According to internal T-Mobile documents obtained and verified byAndroid Police, the company plans to drop mobile data pipe support for 19 devices on January 29, 2021.

Impacted devices include smartphones from Google, Samsung, Sony, and more, as well as older home security cameras and wireless routers.

Here is the full rundown, as per T-Mobiles internal list:

Phones:

Google Nexus 9

Huawei Mate 8

Huawei P9

HTC Desire 10 Lifestyle

HTC Desire 650

OnePlus 1

Quanta Dragon IR7

Samsung Galaxy Note 4 (both AT&T and Verizon models; The T-Mobile version of the Note 4 is not affected)

Samsung Galaxy Note Edge

Samsung Galaxy S5 Duos

Sony Xperia Z3

Sony Xperia Z3 Compact

Sony Xperia Z3 Orion

Sony D6616 Xperia Z3 Orion

Soyea M02

ZTE ZMax

Other devices:

Mikrotikls SIA_R11e-LTE6 miniPCIe modem

Netgear Arlo Security Camera System

The change affects T-Mobile, MetroPCS, and Sprint customers, but the impact will depend on which carriers internet your rig originally uses.

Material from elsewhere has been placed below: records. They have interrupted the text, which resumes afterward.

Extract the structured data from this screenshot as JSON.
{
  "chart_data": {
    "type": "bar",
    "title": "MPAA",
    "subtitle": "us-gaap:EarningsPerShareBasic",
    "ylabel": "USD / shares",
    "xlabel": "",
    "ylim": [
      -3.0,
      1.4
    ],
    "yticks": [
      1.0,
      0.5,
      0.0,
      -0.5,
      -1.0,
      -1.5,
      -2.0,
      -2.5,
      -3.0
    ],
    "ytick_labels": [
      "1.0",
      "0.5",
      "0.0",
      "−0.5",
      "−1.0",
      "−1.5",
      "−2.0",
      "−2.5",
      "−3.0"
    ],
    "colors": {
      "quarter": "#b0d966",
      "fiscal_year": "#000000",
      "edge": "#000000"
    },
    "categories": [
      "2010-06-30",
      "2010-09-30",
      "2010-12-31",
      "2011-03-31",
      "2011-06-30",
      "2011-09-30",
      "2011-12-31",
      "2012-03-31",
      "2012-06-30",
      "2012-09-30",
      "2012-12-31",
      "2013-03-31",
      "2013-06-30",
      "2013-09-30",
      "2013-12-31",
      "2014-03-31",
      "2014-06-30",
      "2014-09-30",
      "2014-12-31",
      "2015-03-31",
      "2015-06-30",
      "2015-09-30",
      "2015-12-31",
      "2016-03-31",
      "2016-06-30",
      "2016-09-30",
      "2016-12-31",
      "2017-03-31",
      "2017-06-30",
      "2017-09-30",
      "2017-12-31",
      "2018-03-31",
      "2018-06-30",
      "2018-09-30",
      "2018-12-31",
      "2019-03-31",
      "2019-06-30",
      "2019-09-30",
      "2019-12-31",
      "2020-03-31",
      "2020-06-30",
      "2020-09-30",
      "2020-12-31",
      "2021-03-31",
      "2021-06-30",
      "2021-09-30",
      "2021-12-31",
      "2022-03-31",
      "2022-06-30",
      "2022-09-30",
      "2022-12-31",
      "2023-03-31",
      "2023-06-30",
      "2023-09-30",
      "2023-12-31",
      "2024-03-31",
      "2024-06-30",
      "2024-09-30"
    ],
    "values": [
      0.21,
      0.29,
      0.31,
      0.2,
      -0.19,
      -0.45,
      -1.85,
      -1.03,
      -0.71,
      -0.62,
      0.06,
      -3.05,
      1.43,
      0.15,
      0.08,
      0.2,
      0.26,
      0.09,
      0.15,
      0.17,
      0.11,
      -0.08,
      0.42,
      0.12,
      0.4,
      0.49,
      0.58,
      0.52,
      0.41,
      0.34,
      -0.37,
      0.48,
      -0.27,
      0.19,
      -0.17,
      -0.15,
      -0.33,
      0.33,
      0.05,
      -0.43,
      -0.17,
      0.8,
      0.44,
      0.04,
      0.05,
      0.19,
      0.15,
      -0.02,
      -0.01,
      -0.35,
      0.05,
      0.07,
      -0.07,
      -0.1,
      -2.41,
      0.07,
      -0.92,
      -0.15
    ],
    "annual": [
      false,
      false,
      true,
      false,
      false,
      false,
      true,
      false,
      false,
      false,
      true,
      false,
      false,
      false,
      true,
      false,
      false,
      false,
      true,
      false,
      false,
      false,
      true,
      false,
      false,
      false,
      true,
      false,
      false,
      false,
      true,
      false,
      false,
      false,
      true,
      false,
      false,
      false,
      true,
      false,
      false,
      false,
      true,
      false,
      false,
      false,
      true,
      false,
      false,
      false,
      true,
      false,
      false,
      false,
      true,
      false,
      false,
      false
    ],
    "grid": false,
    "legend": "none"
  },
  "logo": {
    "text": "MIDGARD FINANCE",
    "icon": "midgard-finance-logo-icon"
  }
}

T-Mobile and MetroPCS devices will lose all data pipe support starting January 29, while Sprint devices will lose T-Mobile roaming connectivity but can still use Sprints legacy 3G data pipe until its shuttered in 2023.

Its possible there are more unsupported devices, but T-Mobile has yet to make a public announcement as of writing so we can only go off Android Polices information.

That said, T-Mobile will reportedly alert customers via SMS text starting December 28, which gives those still using these older products just a few weeks to upgrade.

The short notice is inconvenient, but wed recommend users upgrade from any of the smartphones listed above even if T-Mobile wasnt dropping support.

Not only are new phones faster and packed with better features and cameras, they also receive regular security patches that older phones do not.

If price is an issue, look into mid-range devices like the Pixel 4a and 5a, or Samsungs Galaxy A51.

As long as the phone is still supported by its manufacturer, itll be a huge jump in performance and security, and you could buy one for a lot less than a new flagship handset.